Flaming Frontier (1958)

Flaming Frontier (1958) poster A Sioux uprising in Minnesota has halted the flow of food supplies to the Union army.

So the government dispatches a half-breed officer, Capt. Jim Hewson (Bruce Bennett), with orders to try to negotiate a new peace with his old friend, Chief Little Crow.

But at Fort Ridgely, Hewson encounters Col. Hugh Carver (Jim Davis), a glory-hungry officer who enjoys warfare with the Indians.

And he does so at the urging of his businessman brother Dan and Indian agent Jeff Baxter, both of whom are profiting by cheating the Indians, then swapping goods for their land.

As for Hewson’s peace negotiations, they fall fall apart when the colonel launches a sneak attack on a defenseless Indian village.

Soon, Hewson finds himself in command at the fort, preparing for an assault.

Review:

A lean budget and a well-worn plot hamper an efficiently directed little Western.
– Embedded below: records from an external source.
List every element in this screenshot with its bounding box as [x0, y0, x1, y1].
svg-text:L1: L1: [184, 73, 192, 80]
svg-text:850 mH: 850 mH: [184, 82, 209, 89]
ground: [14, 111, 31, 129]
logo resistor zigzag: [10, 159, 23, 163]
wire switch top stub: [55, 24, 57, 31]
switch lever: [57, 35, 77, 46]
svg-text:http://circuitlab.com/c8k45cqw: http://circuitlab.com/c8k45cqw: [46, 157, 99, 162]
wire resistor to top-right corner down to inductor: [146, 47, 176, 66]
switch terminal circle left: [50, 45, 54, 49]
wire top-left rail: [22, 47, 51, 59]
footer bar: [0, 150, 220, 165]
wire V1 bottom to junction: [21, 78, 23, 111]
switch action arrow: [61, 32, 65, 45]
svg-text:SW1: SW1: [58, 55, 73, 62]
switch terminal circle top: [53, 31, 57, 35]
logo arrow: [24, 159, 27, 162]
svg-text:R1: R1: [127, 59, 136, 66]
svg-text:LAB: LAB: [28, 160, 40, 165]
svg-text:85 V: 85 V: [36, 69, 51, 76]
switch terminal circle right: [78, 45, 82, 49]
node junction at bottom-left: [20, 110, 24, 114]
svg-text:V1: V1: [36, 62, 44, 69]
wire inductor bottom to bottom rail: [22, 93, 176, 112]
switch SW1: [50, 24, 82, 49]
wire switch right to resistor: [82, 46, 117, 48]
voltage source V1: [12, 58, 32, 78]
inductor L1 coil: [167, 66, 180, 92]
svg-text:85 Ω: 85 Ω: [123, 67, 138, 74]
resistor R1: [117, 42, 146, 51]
And neither Bennett nor Davis have the charisma to lift the film above the run-of-the mill.

As for that budget, the climatic Indian attack features about 20 Indians charging a fort on horseback, hardly the large-scale set piece called for by the script.

As a subplot, we get Paisley Maxwell in the role of Felice Carver, the colonel’s estranged wife. Now that he’s an officer, Carver can’t get over the fact that his wife is part Blackfoot, yet becomes abusively jealous when he thinks she might be falling for Hewson.

This was one of just four film roles for Maxwell, who did most of her acting on TV, including a recurring role in “Strange Paradise,” a strange one-season soap opera.

Bruce Bennett as Capt. Jim Hewson with Cec Linder as Dan Carver in Flaming Frontier (1958)Directed by:
Sam Newfield

Cast:
Bruce Bennett … Capt. Jim Hewson
Jim Davis … Col. Hugh Carver
Paisley Maxwell … Felice Carver
Don Garrard … Sgt. Haggerty
Cec Linder … Dan Carver
Peter Humphreys … Sgt. Edmundson
Ben Lennick … Jeff Baxter
Larry Solway … Chief Little Crow
Bill Walsh … Gen. Dunn
Mike Fitzgerald .. Maj. Franklin
Larry D. Mann … Bradford
Shane Rimmer … Running Bear

Runtime: 70 min.

Memorable lines:

Col. Carver, pointing to his captive Running Bear: “This is the Indian nation all rolled into one, right here, Mr. Hewson — savages, filled with hatred and ignorance. They’ll never learn anything because they neither have the capacity or the will.”

Col. Carver: “You stay away from Hewson.” He smacks his belt against his hand. “Do you understand?”
Felice Carver, his estranged wife: “He’s an officer and a gentleman.”
Col. Carver: “He’s a half-breed Sioux.”

Col. Carver, of his desire to talk peace with Chief Little Crow: “It would do the Sioux well if my death could wait until we speak.”